A New Twist in the Same Sex Marriage Debate

CAMBRIDGE, Mass. --Attorney General Martha Coakley on Friday warned that a proposed state constitutional referendum seeking to ban gay marriage may be unconstitutional and may trigger protracted litigation if voters endorse the change in the nation's oldest state constitution.

Coakley, in remarks prepared for delivery to the Massachusetts Lesbian and Gay Bar Association, urged the group to press legislators to keep the question off the 2008 ballot. But if the lawmakers reject their calls, the state's chief law enforcement official said she would support those challenging the change.

Coakley addressed the group a day after Gov. Deval Patrick said he was actively lobbying legislators to kill the proposed amendment before it is put on the 2008 ballot.

Lawmakers on Wednesday postponed a vote until at least June 14 after a joint session of the House and Senate convened and quickly recessed without the vote.

Before it can reach the ballot, the proposed amendment needs the backing of a quarter of the state's legislators -- 50 lawmakers -- in two successive sittings of the Legislature. It won approval in the previous Legislature in January, on the final day of the session.

Coakley said that even though the Supreme Judicial Court ruled last July that the proposed amendment could be placed on the ballot if approved by the Legislature, at least two justices also questioned whether the amendment is constitutional.

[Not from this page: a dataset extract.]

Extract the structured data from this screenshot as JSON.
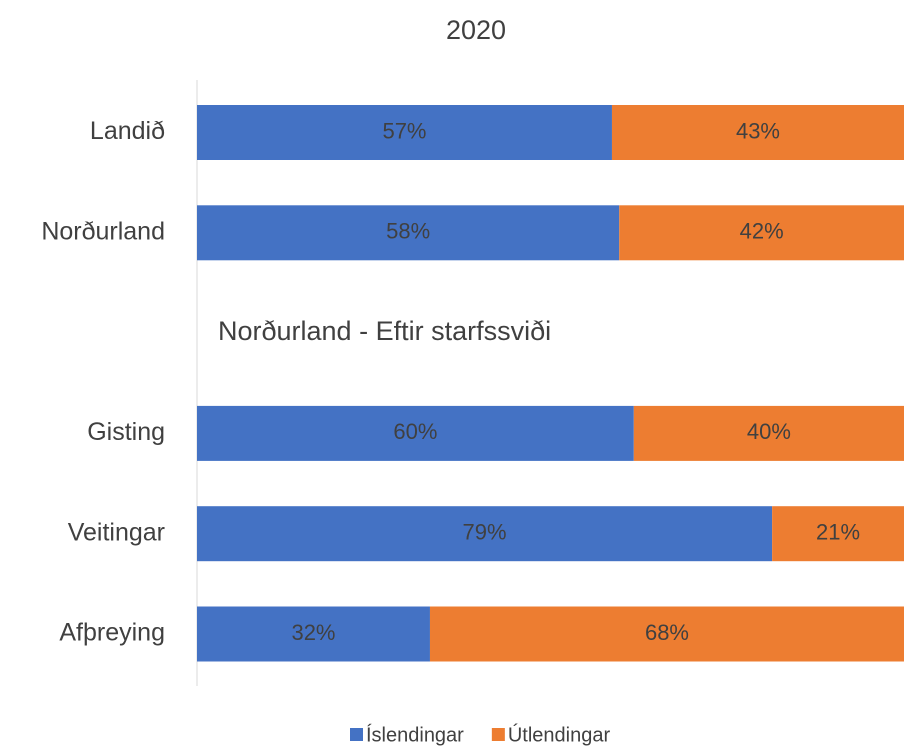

She quoted a joint court opinion by Justices John Greaney and Roderick Ireland saying the 2003 SJC decision that legalized same-sex marriage "may be irreversible because of its holding that no rational basis exist, or can be advanced, to support the definition of marriage" as only between a man and a woman. The opinion also noted that the amendment would discriminate against same-sex couples by removing rights they already had been granted.

Some 8,500 same-sex couples have married in Massachusetts since the state offered the first civil marriage licenses to gay couples three years ago this month, Coakley said.

"The sky has not fallen and life goes on ... the institution of marriage is alive and well" in the state, despite predictions that same-sex marriages would wreak havoc, she said.

Neither the Massachusetts nor the U.S. constitution "has ever been an instrument of discrimination and we shouldn't start now," Coakley said.

"I believe it would be a travesty to the oldest constitution in the country, a constitution anchored by John Adams and one which has such a proud tradition of championing and expanding civil rights ... to now be used to take away rights for a segment of the population," she said.

She said she expects "protracted, hard-fought litigation" challenging the constitutionality of the amendment if it were passed.

"If that battle is necessary, you have my support," Coakley said.


This is an excellent development and one to surely get a lot of discussion in the days ahead.